Automatic Hand Skeletal Shape Estimation From Radiographs
Author(s) -
Radu Paul Mihail,
Gongbo Liang,
Nathan Jacobs
Publication year - 2019
Publication title -
ieee transactions on nanobioscience
Language(s) - English
Resource type - Journals
SCImago Journal Rank - 0.62
H-Index - 63
eISSN - 1558-2639
pISSN - 1536-1241
DOI - 10.1109/tnb.2019.2911026
Subject(s) - computer science , convolutional neural network , inference , artificial intelligence , hyperparameter , pipeline (software) , conditional random field , radiography , deformation (meteorology) , flexibility (engineering) , machine learning , pattern recognition (psychology) , joint (building) , support vector machine , deep learning , medicine , radiology , mathematics , architectural engineering , statistics , physics , meteorology , engineering , programming language
Rheumatoid arthritis (RA) is an autoimmune disease whose common manifestation involves the slow destruction of joint tissue, a damage that is visible in a radiograph.
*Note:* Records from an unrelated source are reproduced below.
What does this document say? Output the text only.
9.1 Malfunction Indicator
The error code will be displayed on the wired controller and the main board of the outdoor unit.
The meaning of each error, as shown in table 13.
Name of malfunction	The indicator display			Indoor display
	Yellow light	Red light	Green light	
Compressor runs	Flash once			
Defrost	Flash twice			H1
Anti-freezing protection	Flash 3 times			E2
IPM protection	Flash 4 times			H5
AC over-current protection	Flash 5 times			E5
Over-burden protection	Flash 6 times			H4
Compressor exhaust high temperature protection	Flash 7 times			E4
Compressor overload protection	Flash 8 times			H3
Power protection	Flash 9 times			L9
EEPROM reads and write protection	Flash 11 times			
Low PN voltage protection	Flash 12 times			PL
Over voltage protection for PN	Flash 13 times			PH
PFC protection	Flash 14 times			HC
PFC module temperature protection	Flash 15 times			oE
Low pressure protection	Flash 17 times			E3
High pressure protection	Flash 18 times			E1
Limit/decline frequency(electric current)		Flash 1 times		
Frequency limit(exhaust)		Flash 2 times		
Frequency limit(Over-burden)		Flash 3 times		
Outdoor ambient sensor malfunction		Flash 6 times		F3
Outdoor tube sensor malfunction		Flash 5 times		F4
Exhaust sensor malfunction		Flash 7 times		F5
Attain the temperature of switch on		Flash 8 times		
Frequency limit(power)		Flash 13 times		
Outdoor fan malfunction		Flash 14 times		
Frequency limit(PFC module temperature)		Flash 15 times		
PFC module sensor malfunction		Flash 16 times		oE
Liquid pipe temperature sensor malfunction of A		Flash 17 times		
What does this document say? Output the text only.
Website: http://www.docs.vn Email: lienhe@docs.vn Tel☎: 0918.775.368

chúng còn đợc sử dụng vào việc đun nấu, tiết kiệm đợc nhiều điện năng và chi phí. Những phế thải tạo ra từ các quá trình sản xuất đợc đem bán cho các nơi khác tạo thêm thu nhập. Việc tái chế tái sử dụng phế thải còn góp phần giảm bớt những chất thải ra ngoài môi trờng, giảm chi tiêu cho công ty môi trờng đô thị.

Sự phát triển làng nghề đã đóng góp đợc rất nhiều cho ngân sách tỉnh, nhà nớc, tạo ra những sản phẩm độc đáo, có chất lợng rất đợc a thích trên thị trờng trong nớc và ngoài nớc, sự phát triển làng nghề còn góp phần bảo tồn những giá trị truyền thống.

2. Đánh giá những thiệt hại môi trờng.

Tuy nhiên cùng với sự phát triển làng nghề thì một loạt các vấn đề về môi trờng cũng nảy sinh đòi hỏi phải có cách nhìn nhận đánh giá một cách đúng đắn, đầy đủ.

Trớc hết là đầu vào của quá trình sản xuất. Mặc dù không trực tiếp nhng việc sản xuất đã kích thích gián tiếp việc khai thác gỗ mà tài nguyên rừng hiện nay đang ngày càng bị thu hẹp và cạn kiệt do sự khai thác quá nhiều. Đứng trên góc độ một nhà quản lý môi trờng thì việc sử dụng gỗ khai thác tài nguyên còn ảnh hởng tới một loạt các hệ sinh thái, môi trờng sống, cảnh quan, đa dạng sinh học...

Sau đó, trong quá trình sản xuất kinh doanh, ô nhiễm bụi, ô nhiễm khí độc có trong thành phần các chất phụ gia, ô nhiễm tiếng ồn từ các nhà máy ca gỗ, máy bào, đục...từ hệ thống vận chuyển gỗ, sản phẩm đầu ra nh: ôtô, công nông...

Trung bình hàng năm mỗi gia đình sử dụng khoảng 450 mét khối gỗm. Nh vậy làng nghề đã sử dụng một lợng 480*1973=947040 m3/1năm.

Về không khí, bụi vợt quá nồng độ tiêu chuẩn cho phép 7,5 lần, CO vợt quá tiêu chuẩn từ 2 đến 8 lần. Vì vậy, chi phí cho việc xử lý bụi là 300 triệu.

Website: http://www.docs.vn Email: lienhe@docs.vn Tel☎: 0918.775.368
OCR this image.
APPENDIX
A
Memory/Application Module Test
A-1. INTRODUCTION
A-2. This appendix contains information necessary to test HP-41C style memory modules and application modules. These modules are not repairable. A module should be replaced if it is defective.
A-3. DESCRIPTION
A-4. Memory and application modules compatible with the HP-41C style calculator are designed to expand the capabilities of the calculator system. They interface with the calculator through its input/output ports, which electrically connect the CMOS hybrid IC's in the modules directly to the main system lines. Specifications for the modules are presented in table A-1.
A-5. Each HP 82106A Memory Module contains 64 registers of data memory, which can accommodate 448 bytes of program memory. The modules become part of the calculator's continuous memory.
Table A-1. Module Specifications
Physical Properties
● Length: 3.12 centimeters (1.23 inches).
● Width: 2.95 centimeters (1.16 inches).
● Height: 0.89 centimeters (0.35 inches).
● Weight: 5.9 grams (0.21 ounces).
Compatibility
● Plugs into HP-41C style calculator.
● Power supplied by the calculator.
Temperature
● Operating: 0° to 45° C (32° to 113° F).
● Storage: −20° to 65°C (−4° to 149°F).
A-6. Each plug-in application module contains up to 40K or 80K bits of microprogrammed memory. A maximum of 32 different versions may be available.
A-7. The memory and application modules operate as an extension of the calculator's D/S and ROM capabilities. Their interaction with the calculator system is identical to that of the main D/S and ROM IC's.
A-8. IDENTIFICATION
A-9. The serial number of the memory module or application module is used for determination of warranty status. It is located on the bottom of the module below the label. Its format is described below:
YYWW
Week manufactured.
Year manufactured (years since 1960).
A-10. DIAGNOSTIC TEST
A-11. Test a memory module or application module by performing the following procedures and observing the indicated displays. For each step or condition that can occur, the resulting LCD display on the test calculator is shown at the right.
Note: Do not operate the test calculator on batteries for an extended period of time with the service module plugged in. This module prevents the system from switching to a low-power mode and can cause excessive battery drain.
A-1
Over time, this damage causes pain and loss of functioning, which depends, to some extent, on the spatial deformation induced by the joint damage. Building an accurate model of the current deformation and predicting potential future deformations are the important components of treatment planning. Unfortunately, this is currently a time-consuming and labor-intensive manual process. To address this problem, we propose a fully automated approach for fitting a shape model to the long bones of the hand from a single radiograph. Critically, our shape model allows sufficient flexibility to be useful for patients in various stages of RA. Our approach uses a deep convolutional neural network to extract low-level features and a conditional random field (CRF) to support shape inference. Our approach is significantly more accurate than previous work that used hand-engineered features. We provide a comprehensive evaluation for various choices of network hyperparameters, as current best practices lack significantly in this domain. We evaluate the accuracy of our pipeline on two large datasets of hand radiographs and highlight the importance of the low-level features, the relative contribution of different potential functions in the CRF, and the accuracy of the final shape estimates. Our approach is nearly as accurate as a trained radiologist and, because it only requires a few seconds per radiograph, can be applied to large datasets to enable better modeling of disease progression.